Prefetch count values in the range of 100 to 300 typically provide the best throughput and do not run a significant risk of overwhelming the consumer.
Forgot to confirm
Forgetting to return a confirmation message via basicAck is a common error. This error is very serious and will cause messages to be returned to the RabbitMQ server after the consumer client exits or shuts down, which will fill up the RabbitMQ server memory and RabbitMQ will not actively delete these returned messages. To monitor for such errors, you can use the rabbitmqctl messages_unacknowledged command to print out the relevant information.

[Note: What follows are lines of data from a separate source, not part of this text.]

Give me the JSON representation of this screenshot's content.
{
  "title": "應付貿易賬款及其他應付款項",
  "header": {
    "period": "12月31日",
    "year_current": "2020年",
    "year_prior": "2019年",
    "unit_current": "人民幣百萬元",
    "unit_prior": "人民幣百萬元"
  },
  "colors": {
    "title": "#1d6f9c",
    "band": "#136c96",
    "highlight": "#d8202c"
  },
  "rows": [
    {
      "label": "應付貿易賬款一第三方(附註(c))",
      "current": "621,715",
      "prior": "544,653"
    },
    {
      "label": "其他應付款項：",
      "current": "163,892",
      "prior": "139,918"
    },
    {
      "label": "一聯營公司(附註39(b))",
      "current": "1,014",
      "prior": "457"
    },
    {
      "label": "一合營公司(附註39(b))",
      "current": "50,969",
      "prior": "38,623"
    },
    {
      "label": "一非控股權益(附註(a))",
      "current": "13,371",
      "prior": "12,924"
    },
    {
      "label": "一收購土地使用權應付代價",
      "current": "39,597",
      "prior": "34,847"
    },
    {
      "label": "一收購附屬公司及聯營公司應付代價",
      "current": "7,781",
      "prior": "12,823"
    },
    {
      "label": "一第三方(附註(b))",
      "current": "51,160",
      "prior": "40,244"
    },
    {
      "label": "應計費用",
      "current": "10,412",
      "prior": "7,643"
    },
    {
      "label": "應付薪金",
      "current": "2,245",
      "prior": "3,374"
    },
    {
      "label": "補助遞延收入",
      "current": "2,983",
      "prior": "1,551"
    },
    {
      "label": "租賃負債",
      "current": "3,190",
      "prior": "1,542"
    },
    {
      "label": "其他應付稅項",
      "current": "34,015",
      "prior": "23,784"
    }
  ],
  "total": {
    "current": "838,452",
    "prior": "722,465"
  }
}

When the autoAck parameter is set to false, for the RabbitMQ server, the messages in the queue are split into two parts: those that are waiting to be cast to the consumer, and those that have been cast to the consumer but have not yet received the consumer's ack. If RabbitMQ never receives an acknowledgement signal from a consumer and the consumer consuming this message has disconnected, RabbitMQ schedules the message to re-enter the queue and wait to be cast to the next consumer, which may of course still be the same consumer.
RabbitMQ does not set an expiration time for unacknowledged messages; it determines whether the message needs to be recast to the consumer based solely on whether the consumer connection consuming the message has been disconnected, and is designed this way because RabbitMQ allows consumers to consume a message for as long as they want.
If the message consumption fails, you can also call Basic.Reject or Basic.Nack to reject the current message instead of acknowledging it, if it is simply rejected then the message will be lost and the corresponding requeue parameter needs to be set to true, then RabbitMQ will re-queue this message so that it can be sent to the next subscribed consumer. If the requeue parameter is set to false, RabbitMQ immediately removes the message from the queue and does not send it to a new consumer.